One friend in particular started in immediately with subtle sabotage about how unhealthy fasting is and that I shouldn't follow society's beauty standards, etc. She's always been the thin one of the group (and still is much thinner than I am!) and I'm wondering if she was feeling threatened. She pressed breakfast and lunch on me at every opportunity and pointed out how weird it was each time I joined the table to socialize without eating. Made me realize that I'm very lucky to have an extremely supportive boyfriend and friends who refrain from undermining my efforts.

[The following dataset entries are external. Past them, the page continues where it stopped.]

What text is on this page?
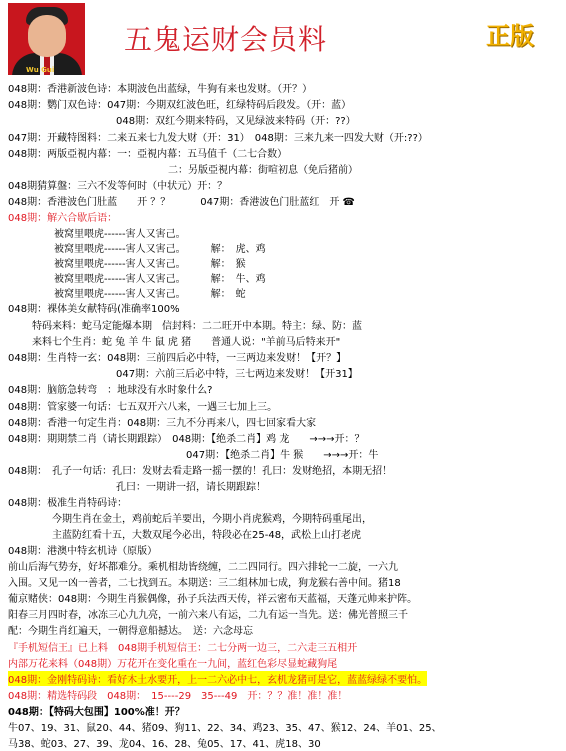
Wu Gui
五鬼运财会员料	正版
048期：香港新波色诗：本期波色出蓝绿，牛狗有来也发财。（开？）
048期：鹦门双色诗：047期：今期双红波色旺，红绿特码后段发。（开：蓝）
048期：双红今期来特码，又见绿波来特码（开：??）
047期：开藏特图料：二来五来七九发大财（开：31）　048期：三来九来一四发大财（开:??）
048期：两版亞視内幕：一：亞視内幕：五马值千（二七合数）
二：另版亞視内幕：街喧初息（免后猪前）
048期猜算盤：三六不发等何时（中状元）开：？
048期：香港波色门肚蓝　　开 ？？　　　047期：香港波色门肚蓝红　开 ☎
048期：解六合歇后语：
被窝里喂虎------害人又害己。
被窝里喂虎------害人又害己。　　　解：　虎、鸡
被窝里喂虎------害人又害己。　　　解：　猴
被窝里喂虎------害人又害己。　　　解：　牛、鸡
被窝里喂虎------害人又害己。　　　解：　蛇
048期：裸体美女献特码(准确率100%
特码来料：蛇马定能爆本期　信封料：二二旺开中本期。特主：绿、防：蓝
来料七个生肖：蛇 兔 羊 牛 鼠 虎 猪　　普通人说："羊前马后特来开"
048期：生肖特一玄：048期：三前四后必中特，一三两边来发财！【开？】
047期：六前三后必中特，三七两边来发财！【开31】
048期：脑筋急转弯　：地球没有水时象什么?
048期：管家婆一句话：七五双开六八来，一遇三七加上三。
048期：香港一句定生肖：048期：三九不分再来八，四七回家看大家
048期：期期禁二肖（请长期跟踪）　048期：【绝杀二肖】鸡 龙　　→→→开：？
047期：【绝杀二肖】牛 猴　　→→→开：牛
048期：　孔子一句话：孔曰：发财去看走路一摇一摆的！孔曰：发财绝招，本期无招！
孔曰：一期讲一招，请长期跟踪！
048期：极准生肖特码诗：
今期生肖在金土，鸡前蛇后羊要出，今期小肖虎猴鸡，今期特码重尾出，
主蓝防红看十五，大数双尾今必出，特段必在25-48，武松上山打老虎
048期：港澳中特玄机诗（原版）
前山后海气势夯，好坏都难分。乘机相劫皆绕缠，二二四同行。四六排轮一二旋，一六九
入围。又见一凶一善者，二七找到五。本期送：三二组林加七成，狗龙猴右善中间。猪18
葡京赌侠：048期：今期生肖猴偶像，孙子兵法西天传，祥云密布天蓝福，天蓬元帅来护阵。
阳春三月四时春，冰冻三心九九亮，一前六来八有运，二九有运一当先。送：佛光普照三千
配：今期生肖红遍天，一朝得意船撼达。　送：六念母忘
『手机短信王』已上料　048期手机短信王：二七分两一边三，二六走三五相开
内部万花来料（048期）万花开在变化重在一九间，蓝红色彩尽显蛇藏狗尾
048期：金刚特码诗：看好木土水要开，上一二六必中七，玄机龙猪可是它，蓝蓝绿绿不要怕。
048期：精选特码段　048期：　15----29　35---49　开：？？准！准！准！
048期：【特码大包围】100%准！开？
牛07、19、31、鼠20、44、猪09、狗11、22、34、鸡23、35、47、猴12、24、羊01、25、
马38、蛇03、27、39、龙04、16、28、兔05、17、41、虎18、30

This is new for me -- I've never really had to deal with that type of cattiness among women because I was never attractive enough to be a threat.

My darling boyfriend, in contrast, supports me completely and is starting to experiment with his own fasts. He chose the GM diet (or cabbage soup diet - editorial here, recipes here). It's a 7-day very low calorie diet meant to cleanse and jump-start a new eating style. I didn't feel that I especially needed to do it but I joined him for moral support -- and I'm so glad I did! It has blown my most recent plateau to bits! I really recommend the GM diet to anyone who needs a motivation boost. It provides much more instant scale gratification than FF.

Has anyone else tried the GM diet? What was your experience?